Peneliti IPB: Pengembangan Benih Petani Kecil Perlu Jadi Perhatian

Petani padi di Lebak, Banten genjot produksi pangan. (Antara)

Editor: M Kautsar - Selasa, 2 Agustus 2022 | 12:15 WIB

Sariagri - Peneliti dan Kepala Pusat Peneliti Sumberdaya Hayati dan Bioteknologi (PPSHB) Institut Pertanian Bogor (IPB) University, Dwi Andreas Santosa menyebut pengembangan benih yang dikembangkan petani kecil perlu jadi perhatian bersama. Gagasan ini muncul karena pengembangan benih seringkali dianggap menjadi hak ekslusif para ilmuwan, perguruan tinggi, lembaga penelitian, pemerintah, dan swasta.

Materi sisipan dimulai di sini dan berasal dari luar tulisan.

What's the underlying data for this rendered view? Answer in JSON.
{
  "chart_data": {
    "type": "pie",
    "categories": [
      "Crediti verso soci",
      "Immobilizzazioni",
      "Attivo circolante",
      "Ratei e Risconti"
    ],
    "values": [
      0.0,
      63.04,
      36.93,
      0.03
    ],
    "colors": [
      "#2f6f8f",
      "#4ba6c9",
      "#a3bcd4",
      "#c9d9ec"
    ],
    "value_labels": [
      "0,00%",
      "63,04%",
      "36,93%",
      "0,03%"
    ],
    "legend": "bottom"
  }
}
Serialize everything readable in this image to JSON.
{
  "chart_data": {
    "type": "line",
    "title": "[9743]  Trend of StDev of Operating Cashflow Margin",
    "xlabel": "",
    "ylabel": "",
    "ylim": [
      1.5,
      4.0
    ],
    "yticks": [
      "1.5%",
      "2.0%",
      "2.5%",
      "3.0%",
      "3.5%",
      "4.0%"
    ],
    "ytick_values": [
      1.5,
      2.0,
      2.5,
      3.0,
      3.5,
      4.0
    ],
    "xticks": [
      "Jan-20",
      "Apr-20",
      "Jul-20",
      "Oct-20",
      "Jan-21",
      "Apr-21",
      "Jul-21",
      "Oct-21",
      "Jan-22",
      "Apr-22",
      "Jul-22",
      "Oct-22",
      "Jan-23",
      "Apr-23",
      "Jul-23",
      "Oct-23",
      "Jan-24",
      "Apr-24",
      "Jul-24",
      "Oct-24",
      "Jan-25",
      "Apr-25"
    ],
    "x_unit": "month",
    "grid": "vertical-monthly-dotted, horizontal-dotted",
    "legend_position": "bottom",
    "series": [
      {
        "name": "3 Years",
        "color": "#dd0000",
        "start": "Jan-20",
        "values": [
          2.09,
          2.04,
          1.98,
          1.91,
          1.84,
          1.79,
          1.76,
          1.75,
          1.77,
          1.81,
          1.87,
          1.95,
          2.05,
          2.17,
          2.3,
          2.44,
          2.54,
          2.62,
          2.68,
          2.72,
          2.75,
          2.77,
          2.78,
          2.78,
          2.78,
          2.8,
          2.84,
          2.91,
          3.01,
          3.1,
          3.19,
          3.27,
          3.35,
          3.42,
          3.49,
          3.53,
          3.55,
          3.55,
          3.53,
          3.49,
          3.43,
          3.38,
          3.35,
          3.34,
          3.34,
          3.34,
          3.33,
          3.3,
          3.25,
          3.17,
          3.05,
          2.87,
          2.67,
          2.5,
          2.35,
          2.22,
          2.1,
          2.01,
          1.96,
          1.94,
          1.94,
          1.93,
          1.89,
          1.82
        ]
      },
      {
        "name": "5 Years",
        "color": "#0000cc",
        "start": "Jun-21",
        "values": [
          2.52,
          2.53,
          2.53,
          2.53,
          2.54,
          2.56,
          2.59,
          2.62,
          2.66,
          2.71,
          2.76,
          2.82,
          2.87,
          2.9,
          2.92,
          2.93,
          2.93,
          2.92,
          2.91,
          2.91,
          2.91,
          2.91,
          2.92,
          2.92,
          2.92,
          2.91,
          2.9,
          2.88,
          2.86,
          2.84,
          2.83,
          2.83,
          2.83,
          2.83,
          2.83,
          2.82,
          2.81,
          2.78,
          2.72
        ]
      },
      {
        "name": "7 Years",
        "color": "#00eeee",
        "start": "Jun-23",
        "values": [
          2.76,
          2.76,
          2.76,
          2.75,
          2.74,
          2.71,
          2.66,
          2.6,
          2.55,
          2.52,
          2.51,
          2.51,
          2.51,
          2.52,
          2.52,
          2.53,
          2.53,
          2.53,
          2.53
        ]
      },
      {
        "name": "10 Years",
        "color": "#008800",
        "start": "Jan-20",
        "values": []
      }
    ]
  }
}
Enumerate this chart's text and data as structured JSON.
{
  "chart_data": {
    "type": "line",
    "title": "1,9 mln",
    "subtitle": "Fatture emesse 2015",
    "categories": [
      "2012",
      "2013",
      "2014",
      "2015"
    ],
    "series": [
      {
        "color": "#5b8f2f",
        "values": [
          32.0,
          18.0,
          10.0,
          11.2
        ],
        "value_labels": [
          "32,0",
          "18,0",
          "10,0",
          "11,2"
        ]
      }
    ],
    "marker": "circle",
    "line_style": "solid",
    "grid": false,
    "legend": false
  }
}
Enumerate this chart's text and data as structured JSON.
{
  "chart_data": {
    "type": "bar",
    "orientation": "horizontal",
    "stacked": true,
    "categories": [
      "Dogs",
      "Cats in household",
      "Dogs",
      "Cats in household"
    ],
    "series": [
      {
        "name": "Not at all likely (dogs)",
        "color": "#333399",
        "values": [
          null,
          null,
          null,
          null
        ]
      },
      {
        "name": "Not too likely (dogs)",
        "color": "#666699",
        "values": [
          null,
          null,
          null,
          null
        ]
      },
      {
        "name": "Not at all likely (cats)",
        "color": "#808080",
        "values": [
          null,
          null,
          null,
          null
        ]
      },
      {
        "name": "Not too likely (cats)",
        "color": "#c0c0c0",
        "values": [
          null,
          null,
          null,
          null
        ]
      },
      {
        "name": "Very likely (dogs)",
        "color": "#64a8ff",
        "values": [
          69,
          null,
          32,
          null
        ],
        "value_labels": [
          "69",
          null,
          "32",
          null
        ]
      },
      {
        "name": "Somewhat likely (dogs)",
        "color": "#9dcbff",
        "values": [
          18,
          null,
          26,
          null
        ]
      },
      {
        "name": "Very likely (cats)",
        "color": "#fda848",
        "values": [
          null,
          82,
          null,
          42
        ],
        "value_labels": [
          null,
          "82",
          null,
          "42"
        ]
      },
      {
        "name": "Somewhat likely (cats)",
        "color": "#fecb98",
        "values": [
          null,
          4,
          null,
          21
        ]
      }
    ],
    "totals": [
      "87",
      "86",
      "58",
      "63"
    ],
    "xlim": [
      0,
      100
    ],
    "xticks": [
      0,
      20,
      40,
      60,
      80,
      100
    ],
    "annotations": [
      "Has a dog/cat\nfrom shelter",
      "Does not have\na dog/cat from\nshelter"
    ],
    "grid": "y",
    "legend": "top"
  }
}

Pemilahan tegas antara penyedia input dan pihak yang bertanggung jawab di on-farm maupun yang di off-farm. Bila terjadi kerugian, semuanya ditimpakan kepada para petani kecil.

“Ekstensifikasi peningkatan input baik tenaga kerja maupun kapital sudah tidak jaman. Sejak awal tahun 90-an, peningkatan total faktor produktivitas adalah upaya yang paling tepat. Sehingga terjadi efisiensi dimana seluruh input pertanian ditransformasi menjadi output. Dikarenakan hal ini pula peran benih teramat penting sebagai penggerak pertumbuhan produktivitas pertanian,” ujar Dwi Andreas, dikutip dari laman resmi kampus, Selasa (2/8/2022).

Terlebih, impor pangan Indonesia selama 20 tahun melonjak hampir 20 juta ton untuk komoditas jagung, gandum, kedelai, gula tebu, ubi kayu, bawang putih dan kacang tanah. Data terakhir untuk tahun 2021 juga menunjukkan, nilai impor beras lebih tinggi daripada tahun 2018. Hal ini dapat menjadi awal kemerosotan pertanian beras di Indonesia, katanya.

Guru Besar IPB University dari Fakultas Pertanian ini menambahkan, berdasarkan data produksi padi 20 tahun terakhir yang dikeluarkan oleh Kementerian Pertanian, produksi padi turun 7.7 persen pada tahun 2019. Fenomena La nina pada tahun 2020, baginya juga tidak memberikan harapan nyata bagi produktivitas beras.

Andreas menyebut, dibanding industri, petani kecil pemulia tanaman sejak tahun 60-an sebenarnya sudah mengembangkan lebih banyak varietas lokal.

“Jadi petani kecil merupakan tokoh penting dalam pengembangan benih selama ini. Saya juga ingin menekankan mengapa konsepnya berubah total sekarang? Petani kecil hanya berperan sebagai pengguna benih saja,” tuturnya.

Peran perguruan tinggi maupun lembaga penelitian, menurut Andreas, sebenarnya dapat mendorong petani kembali pada perannya di masa lampau, yaitu sebagai pemulia tanaman unggul.

“IPB University sendiri telah mengembangkan tanaman cisgenik tebu berkolaborasi bersama para petani. Harapannya terjadi peningkatan produksi atau rendemen hingga dua kali lipat. Selanjutnya juga akan dilakukan penelitian uji transkriptomik untuk melakukan pemuliaan lebih lanjut,” imbuhnya.

Target besar tersebut, kata dia, diharapkan dapat dicapai dalam kurun waktu lima hingga enam tahun. Upaya ini dilakukan untuk mengatasi permasalahan Indonesia sebagai pengimpor gula terbesar se-dunia.

Plant breeding oleh para petani kecil juga mesti dorong. Jumlah petani breeder saat ini kurang dari 500 orang. Padahal dengan lahan Indonesia yang luas membutuhkan minimal 10.000 petani. Pengembangan benih yang dilakukan oleh petani juga melewati proses uji benih, standarisasi, hingga sertifikasi,” kata Andreas.

Para petani, lanjutnya, juga harus terus didorong dan didampingi agar tidak hanya menangkar benih namun juga turut memuliakannya. Ia juga berharap agar ke depannya tidak terjadi kriminalisasi petani pemulia tanaman.